A Week in Bad PR: Object Lessons from the Dark Side

Social media and the Interwebs are teaching me a lot about communication, what works and what doesn’t in Public Relations and Marketing.  This week offered examples of good, bad and unethical PR practices.

Good. Since several stories of bad Public Relations surfaced this past week, Sarah Evans sent a call out to catch PR folks in the act of doing what’s right.  Kudos to that!

Bad. Bad Pitch Blog (and can I just say–I hope to never make this Blog of Shame) shared this role reversal: During a search for a well-salaried position, a journalist makes a bad pitch to a PR firm by belittling the gig. All downhill after that.
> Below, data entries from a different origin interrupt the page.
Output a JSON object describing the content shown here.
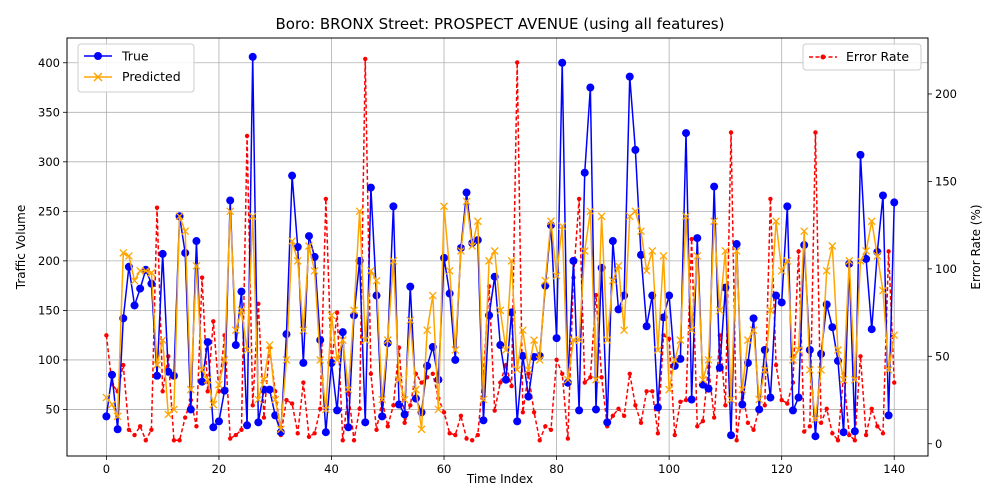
{
  "chart_data": {
    "type": "line",
    "title": "Boro: BRONX Street: PROSPECT AVENUE (using all features)",
    "xlabel": "Time Index",
    "ylabel": "Traffic Volume",
    "y2label": "Error Rate (%)",
    "xlim": [
      -7,
      146
    ],
    "ylim": [
      3,
      425
    ],
    "y2lim": [
      -7,
      232
    ],
    "xticks": [
      "0",
      "20",
      "40",
      "60",
      "80",
      "100",
      "120",
      "140"
    ],
    "yticks": [
      "50",
      "100",
      "150",
      "200",
      "250",
      "300",
      "350",
      "400"
    ],
    "y2ticks": [
      "0",
      "50",
      "100",
      "150",
      "200"
    ],
    "grid": true,
    "legend_left_position": "upper-left",
    "legend_right_position": "upper-right",
    "series": [
      {
        "name": "True",
        "axis": "left",
        "color": "#0000ff",
        "marker": "circle",
        "values": [
          43,
          85,
          30,
          142,
          194,
          155,
          172,
          191,
          177,
          84,
          207,
          88,
          84,
          245,
          208,
          50,
          220,
          78,
          118,
          32,
          38,
          69,
          261,
          115,
          169,
          34,
          406,
          37,
          70,
          70,
          44,
          27,
          126,
          286,
          214,
          97,
          225,
          204,
          120,
          27,
          97,
          49,
          128,
          32,
          145,
          200,
          37,
          274,
          165,
          43,
          117,
          255,
          55,
          45,
          174,
          61,
          47,
          94,
          113,
          80,
          203,
          167,
          100,
          213,
          269,
          218,
          221,
          39,
          145,
          184,
          115,
          80,
          148,
          38,
          104,
          63,
          103,
          104,
          175,
          236,
          122,
          400,
          77,
          200,
          49,
          289,
          375,
          50,
          193,
          37,
          220,
          151,
          165,
          386,
          312,
          206,
          134,
          165,
          52,
          143,
          165,
          94,
          101,
          329,
          60,
          223,
          75,
          71,
          275,
          92,
          173,
          24,
          217,
          55,
          97,
          142,
          50,
          110,
          62,
          165,
          158,
          255,
          49,
          62,
          216,
          110,
          23,
          106,
          156,
          133,
          99,
          27,
          197,
          28,
          307,
          202,
          131,
          209,
          266,
          44,
          259
        ]
      },
      {
        "name": "Predicted",
        "axis": "left",
        "color": "#ffa500",
        "marker": "x",
        "values": [
          62,
          55,
          43,
          208,
          205,
          180,
          190,
          190,
          188,
          95,
          120,
          45,
          50,
          245,
          230,
          70,
          195,
          90,
          80,
          55,
          75,
          100,
          250,
          130,
          150,
          110,
          245,
          60,
          80,
          115,
          60,
          30,
          100,
          220,
          200,
          130,
          215,
          190,
          100,
          50,
          145,
          100,
          120,
          70,
          150,
          250,
          120,
          190,
          180,
          60,
          120,
          200,
          80,
          60,
          140,
          70,
          30,
          130,
          165,
          50,
          255,
          190,
          110,
          210,
          260,
          215,
          240,
          60,
          200,
          210,
          150,
          110,
          200,
          90,
          130,
          90,
          120,
          100,
          180,
          240,
          185,
          235,
          80,
          120,
          120,
          210,
          250,
          80,
          245,
          120,
          180,
          195,
          130,
          245,
          250,
          230,
          190,
          210,
          110,
          205,
          70,
          100,
          120,
          245,
          130,
          205,
          80,
          100,
          240,
          150,
          210,
          60,
          210,
          70,
          120,
          130,
          60,
          90,
          150,
          240,
          190,
          200,
          100,
          110,
          230,
          90,
          40,
          90,
          190,
          215,
          110,
          80,
          200,
          80,
          200,
          210,
          240,
          205,
          170,
          90,
          125
        ]
      },
      {
        "name": "Error Rate",
        "axis": "right",
        "color": "#ff0000",
        "marker": "dot",
        "values": [
          62,
          34,
          30,
          45,
          8,
          5,
          10,
          2,
          8,
          135,
          30,
          50,
          2,
          2,
          15,
          25,
          10,
          95,
          30,
          70,
          30,
          62,
          3,
          5,
          8,
          176,
          22,
          80,
          15,
          55,
          30,
          5,
          25,
          23,
          6,
          35,
          4,
          6,
          20,
          140,
          45,
          75,
          2,
          30,
          2,
          20,
          220,
          40,
          8,
          25,
          10,
          22,
          55,
          12,
          22,
          40,
          35,
          38,
          40,
          26,
          18,
          6,
          5,
          16,
          3,
          2,
          5,
          40,
          90,
          19,
          35,
          45,
          33,
          218,
          18,
          40,
          18,
          2,
          10,
          8,
          48,
          40,
          3,
          95,
          140,
          35,
          38,
          85,
          38,
          10,
          16,
          20,
          16,
          40,
          22,
          12,
          30,
          30,
          6,
          62,
          60,
          5,
          24,
          25,
          117,
          10,
          13,
          44,
          15,
          62,
          22,
          178,
          2,
          30,
          12,
          8,
          20,
          22,
          140,
          45,
          25,
          23,
          35,
          110,
          7,
          10,
          178,
          12,
          20,
          6,
          2,
          40,
          5,
          2,
          50,
          5,
          20,
          10,
          6,
          110,
          35
        ]
      }
    ]
  }
}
Lesson learned: Do Not overestimate my value or worth, especially when seeking gainful employment.

Equal parts Bad and Galactically Stupid. A PR Agency gets caught in SpamGate, blasting everyone the same pitch. The error compounds as the email basics of CC, BCC and Reply All were lost on many.
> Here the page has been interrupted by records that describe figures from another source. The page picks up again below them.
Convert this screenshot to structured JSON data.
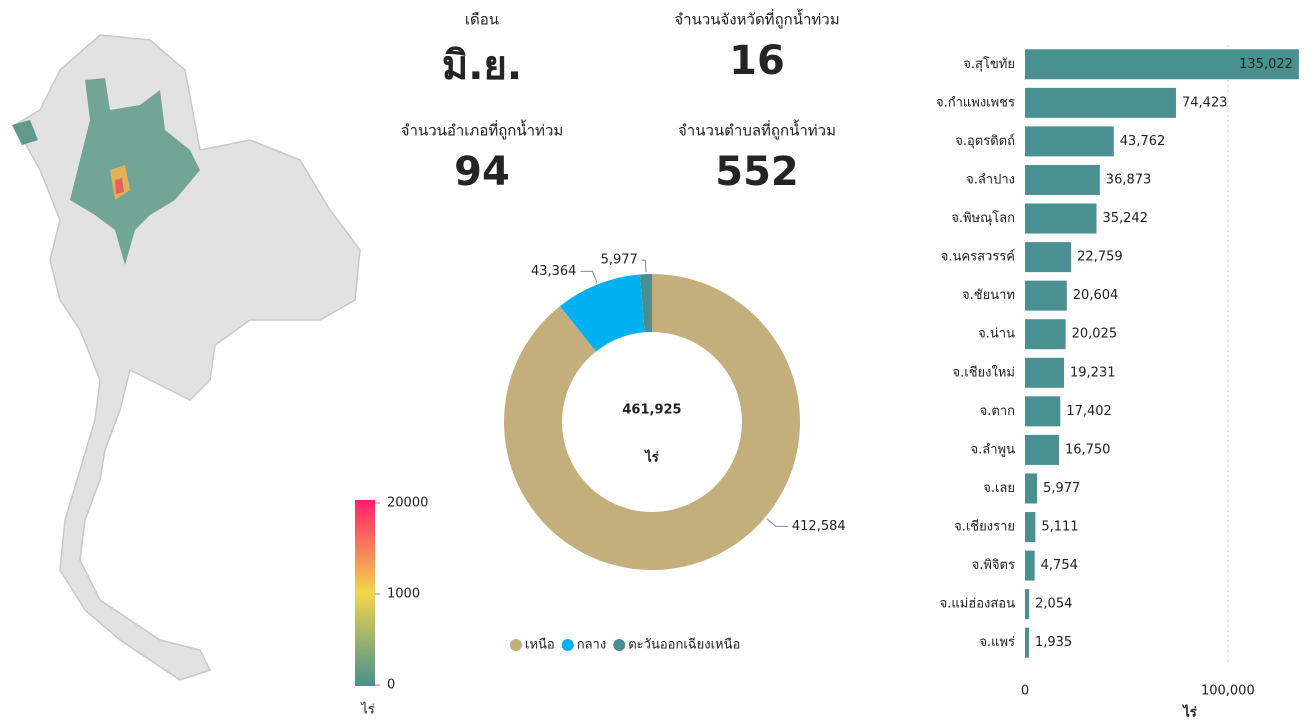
{
  "map": {
    "legend_title": "ไร่",
    "legend_ticks": [
      0,
      1000,
      20000
    ]
  },
  "kpis": [
    {
      "label": "เดือน",
      "value": "มิ.ย."
    },
    {
      "label": "จำนวนจังหวัดที่ถูกน้ำท่วม",
      "value": "16"
    },
    {
      "label": "จำนวนอำเภอที่ถูกน้ำท่วม",
      "value": "94"
    },
    {
      "label": "จำนวนตำบลที่ถูกน้ำท่วม",
      "value": "552"
    }
  ],
  "chart_data": [
    {
      "type": "donut",
      "categories": [
        "เหนือ",
        "กลาง",
        "ตะวันออกเฉียงเหนือ"
      ],
      "values": [
        412584,
        43364,
        5977
      ],
      "value_labels": [
        "412,584",
        "43,364",
        "5,977"
      ],
      "colors": [
        "#c4ae7c",
        "#00b0f0",
        "#4a8f8f"
      ],
      "center_label": "461,925",
      "center_unit": "ไร่",
      "legend": "bottom"
    },
    {
      "type": "hbar",
      "categories": [
        "จ.สุโขทัย",
        "จ.กำแพงเพชร",
        "จ.อุตรดิตถ์",
        "จ.ลำปาง",
        "จ.พิษณุโลก",
        "จ.นครสวรรค์",
        "จ.ชัยนาท",
        "จ.น่าน",
        "จ.เชียงใหม่",
        "จ.ตาก",
        "จ.ลำพูน",
        "จ.เลย",
        "จ.เชียงราย",
        "จ.พิจิตร",
        "จ.แม่ฮ่องสอน",
        "จ.แพร่"
      ],
      "values": [
        135022,
        74423,
        43762,
        36873,
        35242,
        22759,
        20604,
        20025,
        19231,
        17402,
        16750,
        5977,
        5111,
        4754,
        2054,
        1935
      ],
      "value_labels": [
        "135,022",
        "74,423",
        "43,762",
        "36,873",
        "35,242",
        "22,759",
        "20,604",
        "20,025",
        "19,231",
        "17,402",
        "16,750",
        "5,977",
        "5,111",
        "4,754",
        "2,054",
        "1,935"
      ],
      "color": "#4a9090",
      "xlim": [
        0,
        140000
      ],
      "xticks": [
        0,
        {
          "value": 100000,
          "label": "100,000"
        }
      ],
      "xlabel": "ไร่",
      "grid": true
    }
  ]
}
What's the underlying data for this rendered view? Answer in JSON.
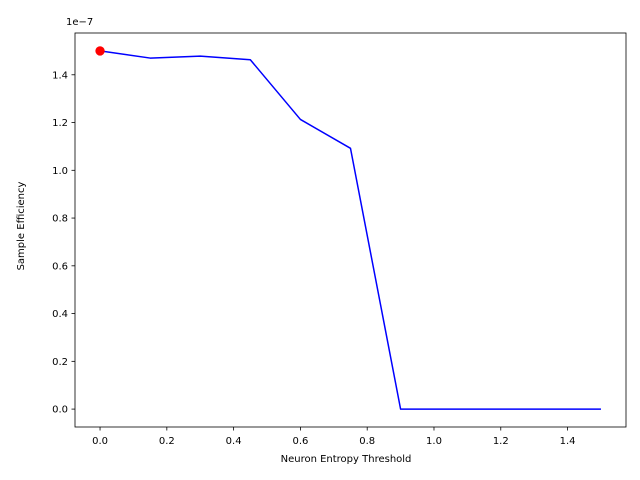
{
  "chart_data": {
    "type": "line",
    "xlabel": "Neuron Entropy Threshold",
    "ylabel": "Sample Efficiency",
    "y_offset_label": "1e−7",
    "xlim": [
      -0.075,
      1.575
    ],
    "ylim": [
      -0.075,
      1.575
    ],
    "x_ticks": [
      0.0,
      0.2,
      0.4,
      0.6,
      0.8,
      1.0,
      1.2,
      1.4
    ],
    "x_tick_labels": [
      "0.0",
      "0.2",
      "0.4",
      "0.6",
      "0.8",
      "1.0",
      "1.2",
      "1.4"
    ],
    "y_ticks": [
      0.0,
      0.2,
      0.4,
      0.6,
      0.8,
      1.0,
      1.2,
      1.4
    ],
    "y_tick_labels": [
      "0.0",
      "0.2",
      "0.4",
      "0.6",
      "0.8",
      "1.0",
      "1.2",
      "1.4"
    ],
    "grid": false,
    "series": [
      {
        "color": "#0000ff",
        "x": [
          0.0,
          0.15,
          0.3,
          0.45,
          0.6,
          0.75,
          0.9,
          1.05,
          1.2,
          1.35,
          1.5
        ],
        "y": [
          1.5,
          1.47,
          1.478,
          1.463,
          1.213,
          1.092,
          0.0,
          0.0,
          0.0,
          0.0,
          0.0
        ]
      }
    ],
    "highlight_point": {
      "x": 0.0,
      "y": 1.5,
      "color": "#ff0000"
    }
  }
}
replyall2Making matters worse was the fact that the spam email in question was sent to several PR and Social Media experts, who of course, quickly called out the Agency. This resulted in several posts and tweets, some harsh. Many just commented on the bad practices rather than bad practitioners.

Adding fuel to the fire, the agency was too slow to respond, posting the same apology on many of the blogs that critiqued their failure.  On Friday the agency posted this response, but I suspect it’s too little, too late.

Lessons learned: 1) Start with better PR practices than bulk emailing pitches and 2) Have a plan for when things go sideways. Mistakes will happen. It’s what you do next to quickly fix it that’ll make a difference.

Evil. This is the horrific, unfunny version of that scene in Once Upon a Time in Mexico, where Johnny Depp fixes the bullfight by zapping the matador: a PR Agency gets caught getting interns to rig the game by planting fake positive reviews of iPhone apps on behalf of clients.

A couple of stories and tweets and blogs about this, including Rachel Kay’s query about what happens if the interns refused, and if not, “bigger issues.” True that.

Lesson learned: The unethical practice of a PR Agency actively marketing and selling the services of rigging favorable opinions on social media networks and websites on behalf of clients and their products is counter to everything good PR and Social Media practices are all about. Period.